We continued to feed during the night until about the third or fourth month when Sabin just stopped waking up. I also learned that he often wriggled in his bassinet from around 4.30am, but this did not mean he was hungry. Eventually we could no longer deal with all the snuffling and little kitten noises, so we moved him into his own room.
Before I knew it Sabin and I were down to one feed before bed. I think if he had of been the one to select which feed he kept between the morning and the night feed, he would have picked the morning. He just seemed to feed best in the morning, probably due to hunger, but his concentration span was also longer. I often found at night he would just have one side and then hurry off to see what his sister was doing, leaving me a bit lop-sided. I could have probably said good bye to feeding at this time... but I wasn't ready.

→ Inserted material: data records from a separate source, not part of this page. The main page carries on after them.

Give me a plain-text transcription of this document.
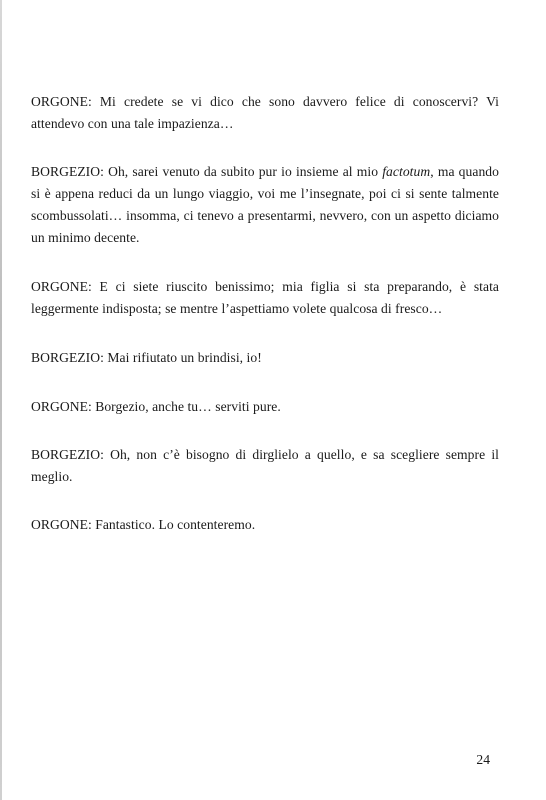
ORGONE: Mi credete se vi dico che sono davvero felice di conoscervi? Vi attendevo con una tale impazienza…

BORGEZIO: Oh, sarei venuto da subito pur io insieme al mio factotum, ma quando si è appena reduci da un lungo viaggio, voi me l’insegnate, poi ci si sente talmente scombussolati… insomma, ci tenevo a presentarmi, nevvero, con un aspetto diciamo un minimo decente.

ORGONE: E ci siete riuscito benissimo; mia figlia si sta preparando, è stata leggermente indisposta; se mentre l’aspettiamo volete qualcosa di fresco…

BORGEZIO: Mai rifiutato un brindisi, io!

ORGONE: Borgezio, anche tu… serviti pure.

BORGEZIO: Oh, non c’è bisogno di dirglielo a quello, e sa scegliere sempre il meglio.

ORGONE: Fantastico. Lo contenteremo.

24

As it started to approach Sabin's second birthday, I started to think more about “quitting”. My husband was very keen for me to give it away. But I wasn't mentally up for the challenge. Stopping breastfeeding meant that Sabin was no longer my baby, but my growing toddler. And as Sabin was likely my last baby it also meant arrivederci breastfeeding for good. A chapter of my reproductive life - one where my body felt like it was doing what it was meant to be doing was coming to an end.
It took a good two and a half months of telling Sabin we were going to stop breastfeeding before it occurred. I told myself many times, that this is it - this is the last feed, but the following night I did it again. In the end my husband helped me along by putting Sabin to bed one night before I came home from yoga. He didn't miss me or my boobie juice and Ryan tells me that he counselled Sabin appropriately. So the next night he went without and it just went from there. There were no fireworks on that last night - or anything that made it memorable. I think in some small way I was looking for a perfect end to my breastfeeding era, but perfect is just that - perfect and unattainable.
So there you go - my ode to breastfeeding. I am very lucky I had such polite feeders - who didn't bite me - thanks my little darlings.
Lastly I want to add that I totally respect that many mothers choose formula over breast for lots of reasons. I could have easily been that mum myself. I am glad I didn't give up in those first six months - they were daunting and scary times, but the rewards for me in the end were far greater in so many millions of ways than those fleeting emotional states. If you are starting out on your breastfeeding journey, good luck and enjoy!
PS Sorry regulars (if I have any - how presumptuous of me) I have been writing my research proposal in my spare moments and have not dedicated much time to my blog... apologies I will try harder to do both.